Lila Tretikov, a former deputy CTO at Microsoft who is now a partner at NEA and led the investment into CuspAI for that firm, said she was impressed by the pedigree of CuspAI’s team, the data sets it had access to, and how far along it was in building its foundation models compared to competitors. “At Microsoft, we used to say what really matters in breakthroughs in AI is scale and speed. And I think this team has both,” she told Fortune.

Edwards said that CuspAI has already shown that, with help from its foundation models, it can go from a customer’s request that it needs a material with certain properties to having a completely novel material meeting those customer specs within six months, a process he said might normally take a decade. He thinks the company may be able to cut even that time to just one to two months within the next two years.

While some previous attempts to apply AI to the generation of new materials have resulted in recipes for substances that are simply too difficult to manufacture, CuspAI had developed what Edwards says are “synthesis-aware generative AI models” that are more likely to produce materials that chemical companies can actually make.

He said CuspAI is pursuing a dual strategy of making materials to order for large partners as well as developing its materials for its own projects, although the emphasis so far has been on making materials to spec for partners. “In the early days, we thought, ‘let’s be commercial and find partners with clear problems and a clear route to market,’” he said.

The competition among chemistry and material science AI startups is rapidly heating up. And although Edwards did not say it explicitly, this competition may have also prompted it to raise a large, new investment round.
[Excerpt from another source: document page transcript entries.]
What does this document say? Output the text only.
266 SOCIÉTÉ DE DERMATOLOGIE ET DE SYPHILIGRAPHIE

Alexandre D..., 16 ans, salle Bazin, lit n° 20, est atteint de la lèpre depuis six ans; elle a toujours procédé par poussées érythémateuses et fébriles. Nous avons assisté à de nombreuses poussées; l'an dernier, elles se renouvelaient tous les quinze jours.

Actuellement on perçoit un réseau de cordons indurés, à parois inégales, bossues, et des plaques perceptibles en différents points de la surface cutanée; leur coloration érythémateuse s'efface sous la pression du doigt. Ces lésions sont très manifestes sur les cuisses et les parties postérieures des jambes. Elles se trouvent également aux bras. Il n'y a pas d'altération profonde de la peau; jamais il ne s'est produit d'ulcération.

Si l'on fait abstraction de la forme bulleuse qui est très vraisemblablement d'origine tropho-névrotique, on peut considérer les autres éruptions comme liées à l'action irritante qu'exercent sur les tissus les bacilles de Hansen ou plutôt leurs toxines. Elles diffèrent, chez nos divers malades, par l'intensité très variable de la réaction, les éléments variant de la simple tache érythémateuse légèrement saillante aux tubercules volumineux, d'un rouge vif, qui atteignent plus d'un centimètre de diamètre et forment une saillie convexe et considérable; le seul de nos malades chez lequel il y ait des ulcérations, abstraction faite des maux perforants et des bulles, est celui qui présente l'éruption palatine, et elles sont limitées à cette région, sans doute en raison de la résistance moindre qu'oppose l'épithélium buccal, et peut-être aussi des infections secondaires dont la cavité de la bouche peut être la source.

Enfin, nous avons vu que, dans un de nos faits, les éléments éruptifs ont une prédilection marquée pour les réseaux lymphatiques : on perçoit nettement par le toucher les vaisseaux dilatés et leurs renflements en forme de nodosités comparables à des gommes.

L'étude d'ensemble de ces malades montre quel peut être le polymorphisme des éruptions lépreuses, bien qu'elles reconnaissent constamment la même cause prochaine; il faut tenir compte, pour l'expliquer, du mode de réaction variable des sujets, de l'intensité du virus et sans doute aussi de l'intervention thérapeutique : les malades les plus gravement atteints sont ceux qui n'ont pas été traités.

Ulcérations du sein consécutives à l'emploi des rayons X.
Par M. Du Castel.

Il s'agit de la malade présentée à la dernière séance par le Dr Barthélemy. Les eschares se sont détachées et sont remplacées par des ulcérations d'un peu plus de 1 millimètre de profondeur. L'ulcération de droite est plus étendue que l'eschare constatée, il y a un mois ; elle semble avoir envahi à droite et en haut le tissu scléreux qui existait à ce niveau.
Edwards noted that when the company announced its $30 million seed funding round in June 2024, it was the largest seed round for a materials science AI startup at the time. But since then, Flagship Pioneering, a major life sciences and biotech firm, spun out Lila Sciences with a $200 million seed round. Periodic Labs, a startup founded by ex-OpenAI and Google DeepMind staffers, also raised a $200 million seed round led by Silicon Valley venture capital firm Andreessen Horowitz that valued the months-old company at $1 billion.